For more than a decade now, cautionary tales have been written about the costs, perils, and complexities of automating UI tests, and yet we, on the business and development sides, still seek the promise land (as depicted by the graph below). It often starts with a familiar story...

The application is launched, and it's a big success. Users are happy. Unfortunately, there's little time to celebrate, because with success comes requests for new features and enhancements. And they're coming in fast. Fortunately, the development team is up for the challenge. They start churning out code, and the team does frequent releases to keep pace with the feature demand.
Things are going well for a while, but as the application grows, things get a little more complicated. The team finds that even with solid automated unit testing practices in place some new features end up breaking old features in quite unexpected ways. Regression bugs. Ugh. Users get frustrated, and so business owners do too.
To avoid these embarrassing snafus, the team decides to slow down, and implement a more rigorous regression testing practice. The problem is, this being the nascent stages of the application, regression testing is all manual, and as everyone knows manual testing is time consuming. Exorbitantly so.
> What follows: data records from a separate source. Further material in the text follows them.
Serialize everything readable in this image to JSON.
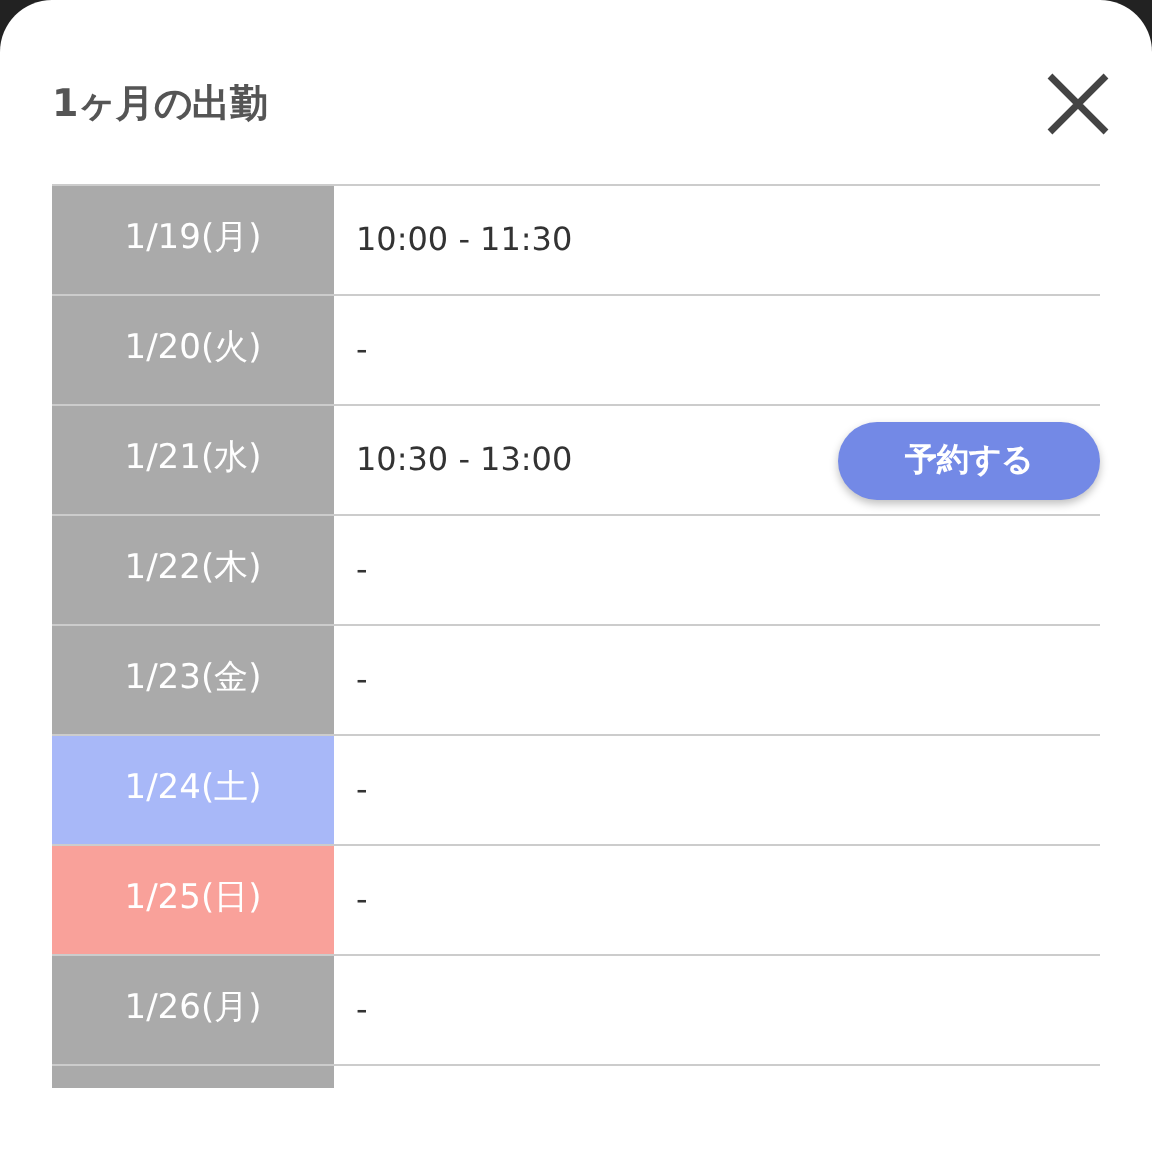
{
  "dialog": {
    "title": "1ヶ月の出勤",
    "rows": [
      {
        "date": "1/19(月)",
        "kind": "weekday",
        "time": "10:00 - 11:30"
      },
      {
        "date": "1/20(火)",
        "kind": "weekday",
        "time": "-"
      },
      {
        "date": "1/21(水)",
        "kind": "weekday",
        "time": "10:30 - 13:00",
        "button": "予約する"
      },
      {
        "date": "1/22(木)",
        "kind": "weekday",
        "time": "-"
      },
      {
        "date": "1/23(金)",
        "kind": "weekday",
        "time": "-"
      },
      {
        "date": "1/24(土)",
        "kind": "saturday",
        "time": "-"
      },
      {
        "date": "1/25(日)",
        "kind": "sunday",
        "time": "-"
      },
      {
        "date": "1/26(月)",
        "kind": "weekday",
        "time": "-"
      }
    ]
  }
}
After just a few releases of comprehensive manual regression tests, it becomes obvious that this is a big bottleneck. The business demands frequent releases, but there just isn't the QA capacity to keep up. The team has two choices. They can choose to slim down its testing scope so that regression tests can be completed more quickly, but of course this would introduce a greater likelihood of regression bugs. Alternatively, the team could choose to release less frequently so not to repeatedly incur the high cost of regression testing, but then users would have to wait longer for new features, and time-to-market opportunities would be missed. Neither choice is pleasant, and the business grows concerned.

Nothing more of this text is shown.